There is one country that always seems to overplay its hand. One country that has thrown caution to the wind and completely adopted a bull-in-the-china-shop approach to diplomacy. One country that is consistently viewed from afar as irrational, insane, and stupid, but keeps on keeping on day after day. There is one country that is continually dismissed and underestimated, but which has bluffed its way to a seat at the adults table. One country which, in the face of more or less global opposition, has staged three nuclear weapons tests in the last decade.
Donald Trump’s campaign has much more in common with North Korean leadership than terrible hair. It’s not a stretch to think that he’ll use a similar strategy as leader of the free world.
This warrants a look at North Korean policy with the premise that the Kims are not fundamentally insane, but that the Madman (Petulant Child?) With A Bomb visage is carefully curated. North Korean leadership is, at the end of the day, acting in their own best interest by keeping the Pacific Rim in a perpetual risk of nuclear war.
Korea’s nuclear gambit pays off in both foreign and domestic policy, and we’ve already seen Trump borrow a play or two.
- Domestic Policy – A state of impending war has, for centuries, bought any national leadership a bit of leeway with their constituency1. It whips up nationalist fervor, hardens The People to outside propaganda and information wars, and breeds a kind of stoicism to national shortages of things like food and energy.
- Foreign Policy – By projecting an image of nuclear equipped insanity, North Korea has insulated itself from invasion. In 2003 President Bush identified North Korea, Iran, and Iraq as the “Axis of Evil.” We saw how that played out. American policy has, for a few decades at least, been to undermine or topple foreign governments2 that are both a) unfriendly to American interests, and b) unable to do anything about it. North Korea’s commitment to nuclear development and putative willingness to deploy those weapons has dramatically reduced the risk of Normandy East.
Now, does capitalizing on nationalist fury and my-way-or-the-highway negotiating to win power sound familiar? Donald Trump was never going to win an election based on his policy chops or command of the issues, but his willingness to kick over the checkers board resonated with an electorate that has grown cynical about neo-Liberal policies.

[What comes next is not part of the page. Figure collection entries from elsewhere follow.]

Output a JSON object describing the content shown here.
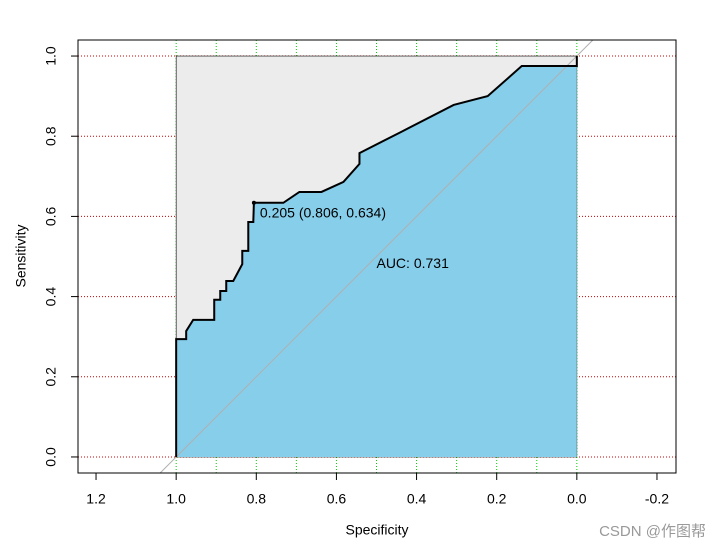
{
  "chart_data": {
    "type": "roc",
    "xlabel": "Specificity",
    "ylabel": "Sensitivity",
    "x": [
      1,
      1,
      0.975,
      0.975,
      0.9575,
      0.905,
      0.905,
      0.89,
      0.89,
      0.875,
      0.875,
      0.8575,
      0.835,
      0.835,
      0.82,
      0.82,
      0.8075,
      0.806,
      0.7325,
      0.6925,
      0.6375,
      0.5825,
      0.5425,
      0.5425,
      0.44,
      0.3075,
      0.2225,
      0.1375,
      0,
      0
    ],
    "series": [
      {
        "name": "ROC",
        "color": "#000000",
        "values": [
          0,
          0.294,
          0.294,
          0.314,
          0.342,
          0.342,
          0.392,
          0.392,
          0.414,
          0.414,
          0.439,
          0.439,
          0.481,
          0.514,
          0.514,
          0.586,
          0.586,
          0.634,
          0.634,
          0.661,
          0.661,
          0.686,
          0.731,
          0.758,
          0.81,
          0.878,
          0.9,
          0.975,
          0.975,
          1
        ]
      }
    ],
    "auc_fill": "#87ceeb",
    "max_fill": "#ececec",
    "diagonal_color": "#b0b0b0",
    "auc_label": "AUC: 0.731",
    "threshold": {
      "x": 0.806,
      "y": 0.634,
      "label": "0.205 (0.806, 0.634)"
    },
    "xlim": [
      1.245,
      -0.2475
    ],
    "ylim": [
      -0.04,
      1.04
    ],
    "xticks": [
      1.2,
      {
        "value": 1,
        "label": "1.0"
      },
      0.8,
      0.6,
      0.4,
      0.2,
      {
        "value": 0,
        "label": "0.0"
      },
      -0.2
    ],
    "yticks": [
      {
        "value": 0,
        "label": "0.0"
      },
      0.2,
      0.4,
      0.6,
      0.8,
      {
        "value": 1,
        "label": "1.0"
      }
    ],
    "hgrid_color": "#cc0000",
    "vgrid": [
      1,
      0.9,
      0.8,
      0.7,
      0.6,
      0.5,
      0.4,
      0.3,
      0.2,
      0.1,
      0
    ],
    "vgrid_color": "#00cc00",
    "watermark": "CSDN @作图帮"
  }
}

Importantly, the weekly gaffes and Twitter tirades that have typified the past year are not the random ravings of a madman, but a clearly effective strategy for overplaying his hand.
Looking forward to a Trump administration, it’s hard to imagine a change in tactics.

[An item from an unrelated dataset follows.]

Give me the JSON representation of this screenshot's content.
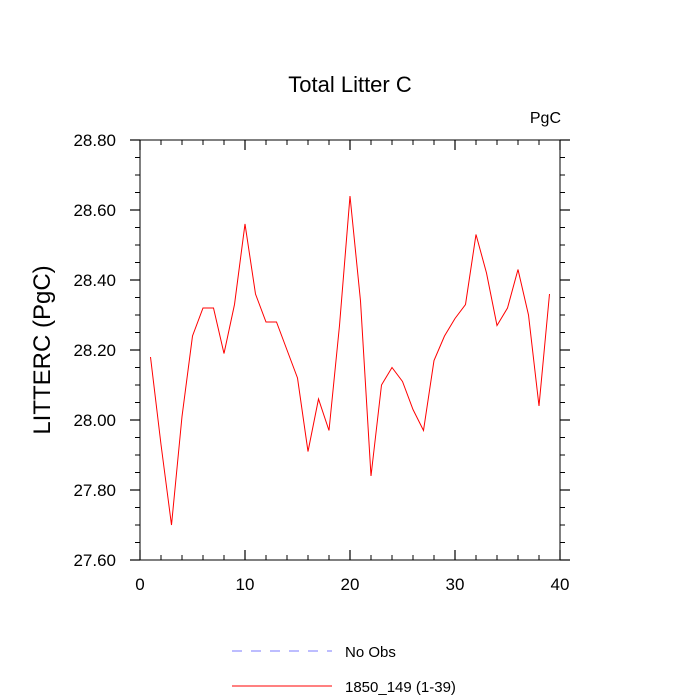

Part of North Korea’s success relies on a robust propaganda machine and controlled messaging. We see this at home in Trump’s efforts to fundamentally dismantle the concept of truth through fabricated news and a prolonged assault on the news media. His efforts to expand libel laws and weaken the First Amendment indicate a real move toward weakening legitimate journalism and strengthening his own propaganda apparatus.

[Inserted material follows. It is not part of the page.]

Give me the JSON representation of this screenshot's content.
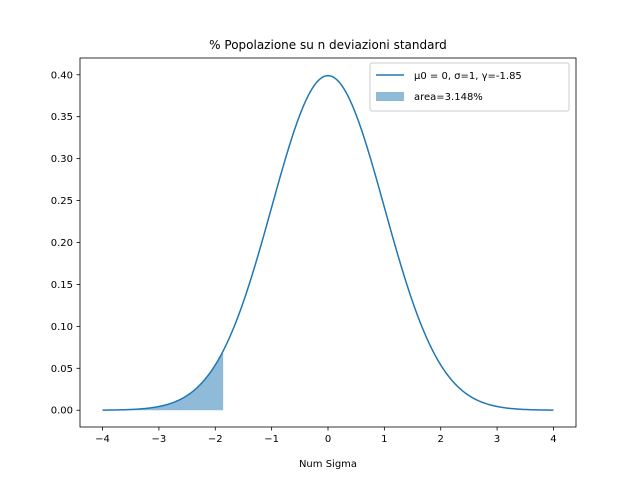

Bluster like a Mexican border wall and weakening NATO works in two ways. It appeals to latent racism (white nationalism) that has been ignored by mainstream politics for a long time (but is clearly still central to the American Identity), and erodes global confidence that the world’s largest economy and military will act in a predictable way.
And the thing is, it’ll probably work. In the same way that Trump actually (sort of) won the Presidency and that North Korea still hasn’t been invaded by some Coalition of Willing partners, this approach to government really may benefit the US in the short term.
If we’re willing to drill for oil in National Parks, we’ll see an uptick in jobs. If we’re willing to upend a century of diplomacy, we’ll probably see concessions from our allies. If we’re willing to ignore the idea that some things are true and other things are not, then we’ll certainly be able to believe that our own Dear Leader has our best interest in mind, and that we really are great again.
The question, then, is what we’re willing to give permanently in order to believe that we’re doing better now.
1Of course this has also been a cornerstone of US foreign policy since at least the 1950s, although we’ve selected wars on ideologies (like Communism, Drug Culture, and Terrorism) rather than anything actually defeatable to prolong the uncertainty.
2 Iran, Syria, Guatemala, El Salvador, Lebanon, Cuba, Congo, Nicaragua, Grenada, Panama, Dominican Republic, Vietnam, Brazil, Chile, Iraq, Afghanistan, Libya, Syria again, etc. – Any I forgot? Leave ’em in the comments!